As we have stated many times over the years, air defense, and especially missile defense, is not magic. Far from it. It is not an impenetrable shield. That is a fantasy that has emerged from Hollywood, elements of the mainstream media, outright propaganda, and defense marketing. The Patriot is a very capable system, even in its most basic configuration, but especially so the more deeply it is woven into a larger integrated air defense network. That, however, does not make it a foolproof invisible wall. It can be attacked, overwhelmed, and it can malfunction. In some cases, it can just be down for servicing at an inopportune time and whatever is backing it up, if anything, is just as failable. A complex attack that layers in other threats means that its successful defense may also at least partially rely on other systems, such as lower-tier air defense systems, from NASAMS to drone jamming rifles.

So none of this should be unexpected and it is really just the beginning. The Patriot will continue to be targeted in increasingly complex ways. And yes, we should be prepared to hear that a Patriot battery was damaged or parts of it were destroyed. That is the nature of warfare, especially against an enemy like Russia that still has considerable capabilities and has worked for decades to defeat this exact system.

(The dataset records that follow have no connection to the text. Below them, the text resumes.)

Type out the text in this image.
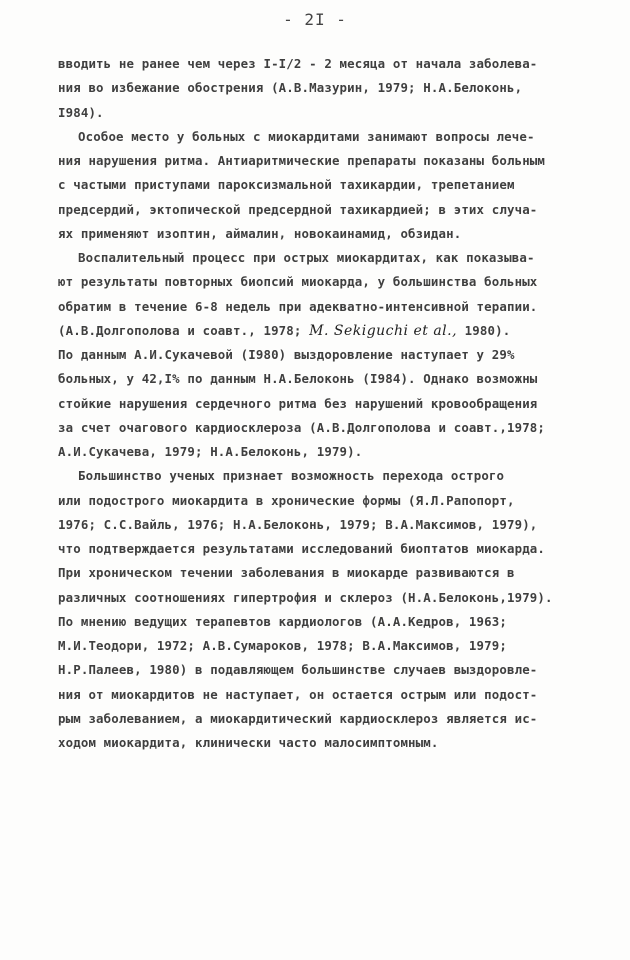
- 2I -
вводить не ранее чем через I-I/2 - 2 месяца от начала заболева-
ния во избежание обострения (А.В.Мазурин, 1979; Н.А.Белоконь,
I984).
Особое место у больных с миокардитами занимают вопросы лече-
ния нарушения ритма. Антиаритмические препараты показаны больным
с частыми приступами пароксизмальной тахикардии, трепетанием
предсердий, эктопической предсердной тахикардией; в этих случа-
ях применяют изоптин, аймалин, новокаинамид, обзидан.
Воспалительный процесс при острых миокардитах, как показыва-
ют результаты повторных биопсий миокарда, у большинства больных
обратим в течение 6-8 недель при адекватно-интенсивной терапии.
(А.В.Долгополова и соавт., 1978; M. Sekiguchi et al., 1980).
По данным А.И.Сукачевой (I980) выздоровление наступает у 29%
больных, у 42,I% по данным Н.А.Белоконь (I984). Однако возможны
стойкие нарушения сердечного ритма без нарушений кровообращения
за счет очагового кардиосклероза (А.В.Долгополова и соавт.,1978;
А.И.Сукачева, 1979; Н.А.Белоконь, 1979).
Большинство ученых признает возможность перехода острого
или подострого миокардита в хронические формы (Я.Л.Рапопорт,
1976; С.С.Вайль, 1976; Н.А.Белоконь, 1979; В.А.Максимов, 1979),
что подтверждается результатами исследований биоптатов миокарда.
При хроническом течении заболевания в миокарде развиваются в
различных соотношениях гипертрофия и склероз (Н.А.Белоконь,1979).
По мнению ведущих терапевтов кардиологов (А.А.Кедров, 1963;
М.И.Теодори, 1972; А.В.Сумароков, 1978; В.А.Максимов, 1979;
Н.Р.Палеев, 1980) в подавляющем большинстве случаев выздоровле-
ния от миокардитов не наступает, он остается острым или подост-
рым заболеванием, а миокардитический кардиосклероз является ис-
ходом миокардита, клинически часто малосимптомным.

While Patriot batteries are in far smaller supply than most may think, lost hardware can and likely will be replaced. The trained Ukrainian operators that operate and service it are of higher value, and cannot just be sent from a depot somewhere as attrition replacements.

U.S. Patriot missile batteries from the 5th Battalion, 7th Air Defense Artillery Regiment stand ready at sunset in Poland on April 10, 2022. The deployment of these air & missile defense systems is purely defensive. They contribute to the robust shielding provided along NATO’s Eastern flank. The SBAMD systems will protect Allied, populations, territory, and our deployed forces from attack. (U.S. Army photo by Sgt. 1st Class Christopher Smith)

Finally, we need to remember that the destruction of enemy air defenses (DEAD), an activity that Ukraine and Russia are very active in performing, is a mission, not a capability, weapon, or platform. SAM batteries can be destroyed by small special operations teams on the ground or by a slew of other means. Anti-radiation missiles still remain a threat as well. The bottom line is that Russia is going to try to realize their DEAD objectives in relation to Patriot any way they can and that will likely go beyond lobbing Kinzhals and Shaheds at it as time goes on.

All that being said, the Patriot is just another weapon system. It is not magical. It is not invincible or perfect. But it is critically important, especially now that Ukraine’s Soviet-era long-range air defenses may be down to their last rounds. It also gives Ukraine critical anti-ballistic missile capability to protect its capital from those kinds of attacks, which it really didn't have before.

By all means, last night was a stress test for Patriot under combat conditions. Some reports state 32 interceptors were launched. The system did an excellent job at repulsing nearly all, and possibly all, of what Russia threw at it, including weapons specifically designed and/or evolved to overcome it. That is bad news for Russia and all that data engagement and sensor data is going to be dissected in incredible detail to make the system even better and to get a clearer handle on what else Ukraine needs in terms of hardware, personnel, and tactics, in order to keep Russia’s barrages at bay.

And when losses in hardware come, which they are likely to do, more hardware can be sent in to replace it. That’s just the nature of the fight at this point. With many advanced Western systems now in Ukraine’s hands, including Bradley Fighting Vehicles to advanced cruise missiles, it's a reality we need to get used to.